これは手品の常套句です。昔から手品が好きで、テレビでよく見ていました。トランプを見ていないのに相手が選んだものを当てる、人を真っ二つにしてしまう。頭では仕掛けがあると分かっていても、アッと驚かされます。そして不思議なことが起こる仕組みが知りたいとますます手品番組に見入ったものです。

手品には必ず仕掛けがあります。しかし、本当にタネもシカケもない手品グッズが売られていました。

今年9月、ダイソーが「ドッキリ!カッター」の自主回収を発表しました。

この手品グッズは刃の部分に開けられた穴に指を通し、切れてしまったように見せかけます。しかし、商品に本物のカッターが混入し消費者の手に渡っていました。

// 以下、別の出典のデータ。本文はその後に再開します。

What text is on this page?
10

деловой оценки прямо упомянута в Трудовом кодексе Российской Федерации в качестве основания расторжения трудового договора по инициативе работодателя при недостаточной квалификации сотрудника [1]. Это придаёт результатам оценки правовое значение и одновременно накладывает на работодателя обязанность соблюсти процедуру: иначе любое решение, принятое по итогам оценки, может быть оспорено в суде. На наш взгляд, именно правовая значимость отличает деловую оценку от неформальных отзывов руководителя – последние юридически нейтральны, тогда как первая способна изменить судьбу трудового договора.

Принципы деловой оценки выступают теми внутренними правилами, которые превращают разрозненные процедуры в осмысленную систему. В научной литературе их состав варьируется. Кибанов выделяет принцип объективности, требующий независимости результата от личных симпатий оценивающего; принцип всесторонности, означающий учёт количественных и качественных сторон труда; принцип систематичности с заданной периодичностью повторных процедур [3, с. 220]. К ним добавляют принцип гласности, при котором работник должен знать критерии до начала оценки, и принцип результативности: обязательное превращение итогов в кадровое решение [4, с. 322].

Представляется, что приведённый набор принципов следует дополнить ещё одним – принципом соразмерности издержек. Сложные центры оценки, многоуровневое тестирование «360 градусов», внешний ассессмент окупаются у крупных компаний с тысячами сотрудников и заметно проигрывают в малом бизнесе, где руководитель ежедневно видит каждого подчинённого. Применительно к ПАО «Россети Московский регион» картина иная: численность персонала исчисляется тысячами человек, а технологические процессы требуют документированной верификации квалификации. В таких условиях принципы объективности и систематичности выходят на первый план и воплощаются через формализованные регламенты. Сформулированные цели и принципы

おもちゃだと思っているので、力加減をすることなく指に刃を当てるはずです。人を驚かせるつもりが、指が切れてしまって自分もドッキリ。では洒落になりません。

この商品が作られた中国の工場では本物のカッターも作成していました。組み立ての工程で本物の刃を誤って取り付けてしまった可能性があるようです。

 「おもちゃはアイデア勝負で奇抜なものほど売れるため、不良品が出やすい面がある。」

関西学院大学商学部の川端基夫教授は指摘しています。

100円ショップの商品は、おもちゃだけでなく調理用品などでもおもしろく便利な商品が数多く展開されています。安価なため興味本位で手が出しやすくもあります。そして、すぐに壊れてしまっても「100円だからしょうがない」と消費者側も割り切っている部分があります。

しかし、製造者側は「100円だから」と安全性に妥協してはならないはずです。まして、子供が使うおもちゃは特に安全性に配慮すべきです。

安価なものを使うときは一度安全かどうか試してみる。消費者側も自分の身は自分で守らなければならないのかもしれません。